Environmental Working Group

Once again, the federal agency charged with protecting the public from tainted food has ignored a mountain of scientific research and decided to allow a toxic chemical to remain in food packaging.

The federal Food and Drug Administration (FDA) announced today it would not take immediate steps to bar bisphenol-A, or BPA, a synthetic estrogen and plastics component, in canned food and liquid infant formula containers.

“The next decision the FDA should make is to remove ‘responsible for protecting the public health’ from its mission statement,” said Jane Houlihan, senior vice president for Research of the Environmental Working Group. “It’s false advertising. Allowing a chemical as toxic as BPA, and linked to so many serious health problems, to remain in food means the agency has veered dangerously off course.”

The FDA’s decision comes five years since Environmental Working Group’s groundbreaking 2007 study showed that leached from epoxy linings of cans into surrounding food and drink. EWG’s tests showed the highest concentrations of the chemical, a synthetic estrogen, in canned soup, pasta and infant formula.

As a result of the widespread use of BPA in food and beverage packaging, studies have found BPA in breast milk, saliva, urine, amniotic fluid and umbilical cord blood. It is especially troubling that children and fetuses are exposed to such a toxic chemical during development, which can result in permanent harm.

The chemical has been associated with many health problems, including breast cancer, prostate cancer, insulin resistance, reproductive defects, diabetes and miscarriages.

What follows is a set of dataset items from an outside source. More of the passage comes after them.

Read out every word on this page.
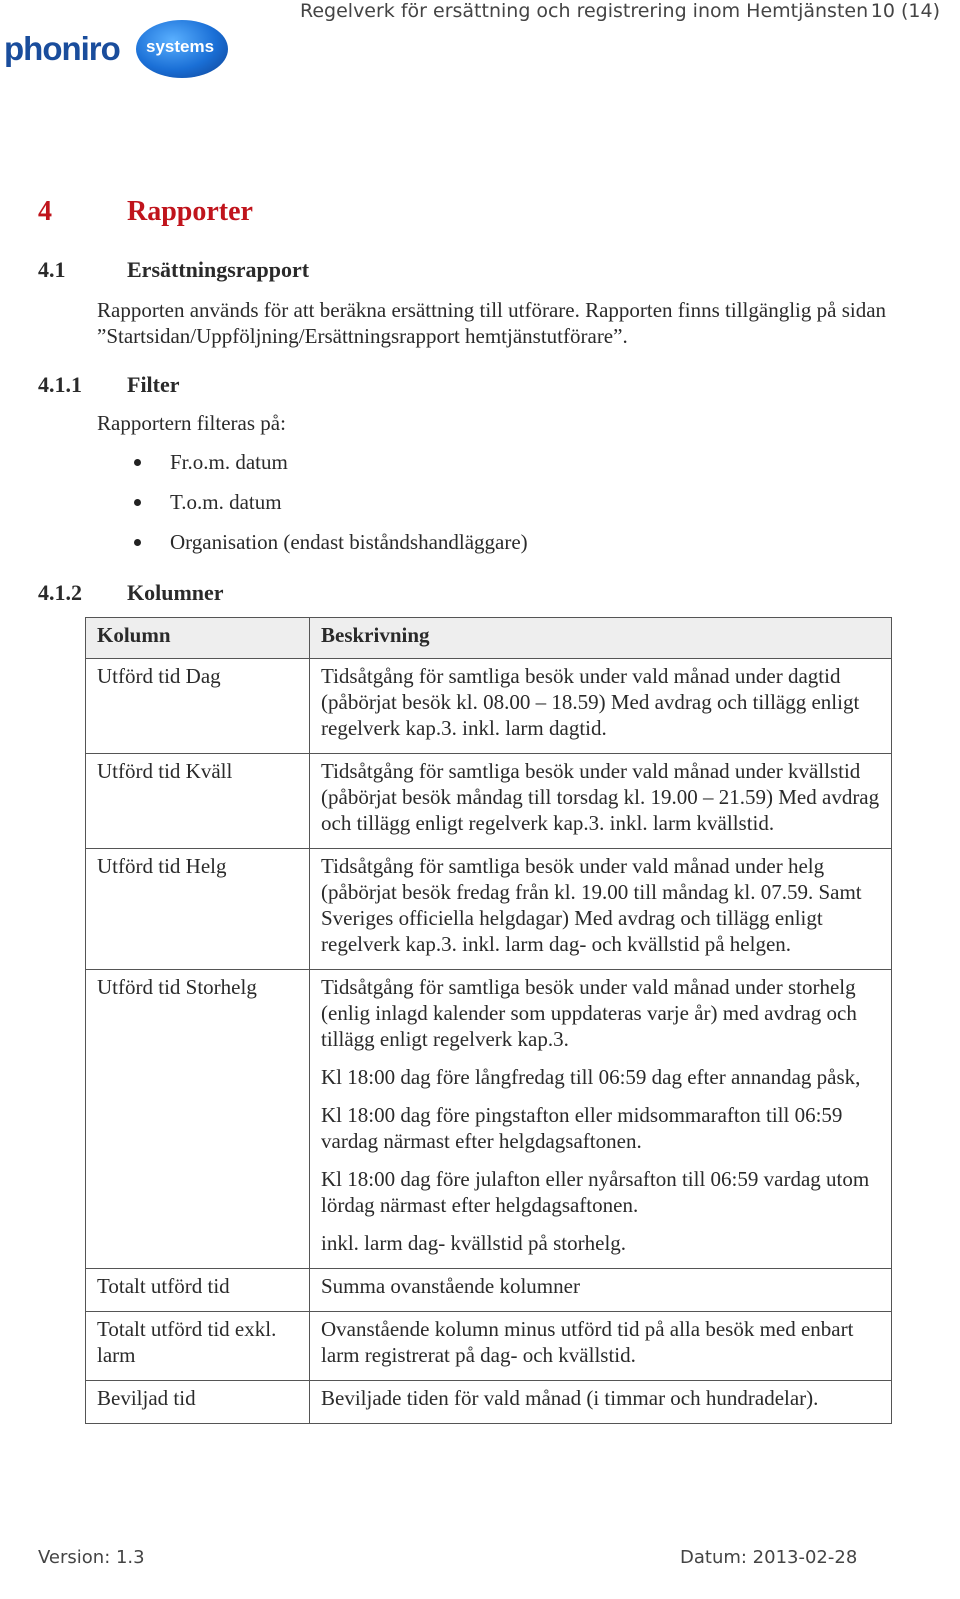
phoniro systems
Regelverk för ersättning och registrering inom Hemtjänsten 10 (14)
4	Rapporter
4.1	Ersättningsrapport
Rapporten används för att beräkna ersättning till utförare. Rapporten finns tillgänglig på sidan ”Startsidan/Uppföljning/Ersättningsrapport hemtjänstutförare”.
4.1.1 Filter
Rapportern filteras på:
Fr.o.m. datum
T.o.m. datum
Organisation (endast biståndshandläggare)
4.1.2 Kolumner
Kolumn	Beskrivning
Utförd tid Dag	Tidsåtgång för samtliga besök under vald månad under dagtid (påbörjat besök kl. 08.00 – 18.59) Med avdrag och tillägg enligt regelverk kap.3. inkl. larm dagtid.

Utförd tid Kväll	Tidsåtgång för samtliga besök under vald månad under kvällstid (påbörjat besök måndag till torsdag kl. 19.00 – 21.59) Med avdrag och tillägg enligt regelverk kap.3. inkl. larm kvällstid.

Utförd tid Helg	Tidsåtgång för samtliga besök under vald månad under helg (påbörjat besök fredag från kl. 19.00 till måndag kl. 07.59. Samt Sveriges officiella helgdagar) Med avdrag och tillägg enligt regelverk kap.3. inkl. larm dag- och kvällstid på helgen.

Utförd tid Storhelg	Tidsåtgång för samtliga besök under vald månad under storhelg (enlig inlagd kalender som uppdateras varje år) med avdrag och tillägg enligt regelverk kap.3.

Kl 18:00 dag före långfredag till 06:59 dag efter annandag påsk,

Kl 18:00 dag före pingstafton eller midsommarafton till 06:59 vardag närmast efter helgdagsaftonen.

Kl 18:00 dag före julafton eller nyårsafton till 06:59 vardag utom lördag närmast efter helgdagsaftonen.

inkl. larm dag- kvällstid på storhelg.

Totalt utförd tid	Summa ovanstående kolumner

Totalt utförd tid exkl. larm	Ovanstående kolumn minus utförd tid på alla besök med enbart larm registrerat på dag- och kvällstid.

Beviljad tid	Beviljade tiden för vald månad (i timmar och hundradelar).

Version: 1.3	Datum: 2013-02-28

“Pregnant women and new parents should no longer think FDA has their backs,” said Houlihan.

FDA’s decision comes just weeks after a landmark three-year study published by The Endocrine Society found low dose exposures to endocrine disrupting chemicals, including BPA, do produce significant, adverse health effects in people. The report rebuts the chemical and food industries’ arguments that people are exposed to too little BPA to do harm.

“When the most populous state in the country, California, and the world’s largest soup maker, Campbell’s, are both taking steps to reduce BPA in people’s diets, you’d think the FDA would join in,” said Houlihan. “The FDA and chemical industry lobbyists may soon be the only ones left to defend the use of this synthetic hormone in food containers.”

Late last year, California Gov. Jerry Brown signed a bill into law that will prohibit the sale of baby bottles and sippy cups made with BPA, making the state the 11th to take similar action. And, earlier this month Campbell’s became the latest food company to say that it is searching for an alternative.